- Bots pretending to be a Google bot – 12% of the web application attacks
- Application DDoS – 9% of the sample Barracuda researchers analysed
- Visa was the clear focus with more than three-quarters of attacks; Mastercard, Diners, and American Express at much smaller volumes
- Fuzzing attacks, injection attacks, fake bots, App DDoS and blocked bots are the top five attacks performed
February 16, 2021: In December, Barracuda Networks, a trusted partner and a leading provider of cloud-enabled security solutions, identified automated attacks using bots to exploit vulnerabilities in web applications. The top five attacks using automated tools were fuzzing attacks, injection attacks, fake bots, App DDoS and blocked bots. Cybercrime has become a massive business, and scammers are increasingly turning to bots and automation to make their attacks more efficient and effective and help them avoid detection.
Automated attacks use bots to try to exploit vulnerabilities in web applications. These attacks can range from fake bots posing as Google bots to avoid detection to application DDoS trying to crash a site by subtly overloading the application. Barracuda researchers analyzed a sample of two months of blocked data on web application attacks and found a massive number of automated attacks. Nearly 20% the attacks detected were fuzzing attacks, trying to find the points at which applications break to exploit. Injection attacks were the next at about 12%, and most of the attackers were using automated tools like sqlmap to try getting into the applications. They have been the top attack in the latest OWASP Top 10 and have been present in every iteration since the first list. They show no sign of going away given the relative ease of execution and the possibility of large returns for the cybercriminals.
Bots pretending to be a Google bot or similar accounted for just over 12% of the web application attacks. Application DDoS (distributed denial of service) was surprisingly dominant, making up more than 9% of the sample Barracuda researchers analyzed, and it was being executed across all geographies. Meanwhile, only a small portion of attacks (less than 2%) come from bots blocked by site admins.
An overwhelming number of data exfiltration attempts seen in the sample were for credit card numbers and social security numbers, etc. Visa was the clear focus, accounting for more than three-quarters of these attacks. This was followed distantly by JCB with more than 20%, and Mastercard, Diners, and American Express at much smaller volumes.
Speaking on the threat spotlight, Murali Urs, Country Manager-India, Barracuda Networks, commented, “While analyzing the current state of encryption, our researchers identified that even though it can prevent a variety of attacks like man-in-the-middle, and provides one layer of protection for users visiting websites, attacks can still occur within the stream. Nearly 92% of the traffic Barracuda researchers analyzed over the two-month period is HTTPS whereas less than 10% of traffic is served over HTTP. This is encouraging progress and good news for the state of web application security. Our researchers have also recognised the dominance of Chrome as the most popular browser used for 47% of the traffic, followed by Safari, which accounted for 34% of usage. Surprisingly, corporate systems that preferred Internet Explorer are moving on to Edge while Firefox is losing ground to it.”

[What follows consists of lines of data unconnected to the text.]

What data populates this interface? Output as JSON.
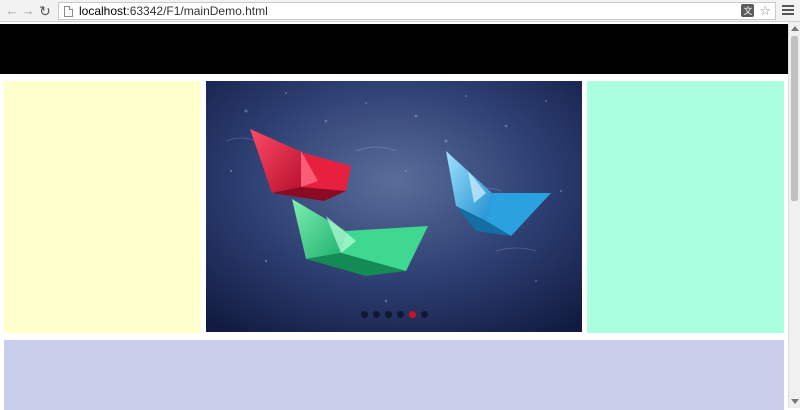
{
  "browser": {
    "url_host": "localhost",
    "url_path": ":63342/F1/mainDemo.html",
    "icons": {
      "back": "arrow-left-icon",
      "forward": "arrow-right-icon",
      "reload": "reload-icon",
      "page": "page-icon",
      "translate": "translate-icon",
      "bookmark": "star-icon",
      "menu": "hamburger-menu-icon"
    }
  },
  "page": {
    "colors": {
      "header": "#000000",
      "left_panel": "#ffffcc",
      "right_panel": "#aaffde",
      "footer_panel": "#c8cdea",
      "active_dot": "#d01020"
    },
    "slider": {
      "image": "paper-boats-in-rain",
      "dot_count": 6,
      "active_dot": 4
    }
  }
}
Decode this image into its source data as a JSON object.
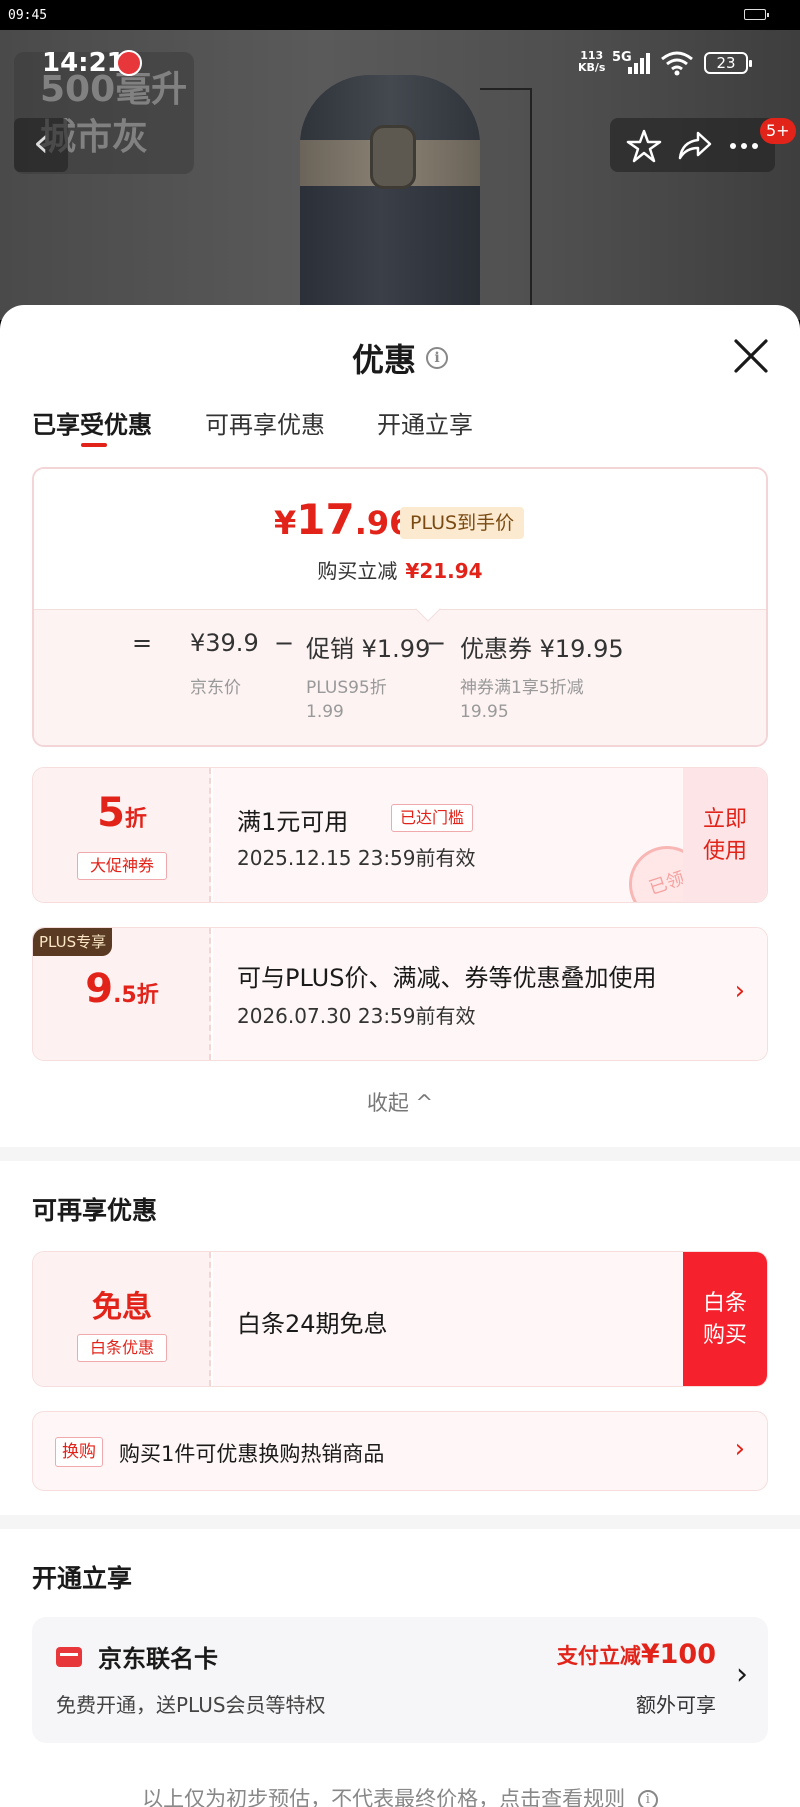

With online shopping expected to continue in full swing in the post-pandemic world, eCommerce teams should start taking necessary steps to safeguard their applications against bad bots. They must install a well-configured web application firewall as a service solution and make sure that the application security solutions include anti-bot protection to effectively detect advanced automated attacks. eCommerce websites should further turn on credential stuffing protection to prevent account takeover.
To safeguard web applications against newer attacks, such as bots and API attacks, defenders can be overwhelmed at times due to the number of solutions required. The good news is that these solutions are consolidating into WAF/WAF-as-a-Service solutions, also known as Web Application and API Protection services (WAAP). Organizations should look for solutions that include bot mitigation, DDoS protection, API security, and credential stuffing protection — and make sure it is properly configured.
It is also important to stay informed about current threats and how they are evolving as the new attacks have fewer protections and they tend to be let through due to a lack of understanding and, in some cases, shadow applications being deployed without appropriate protections.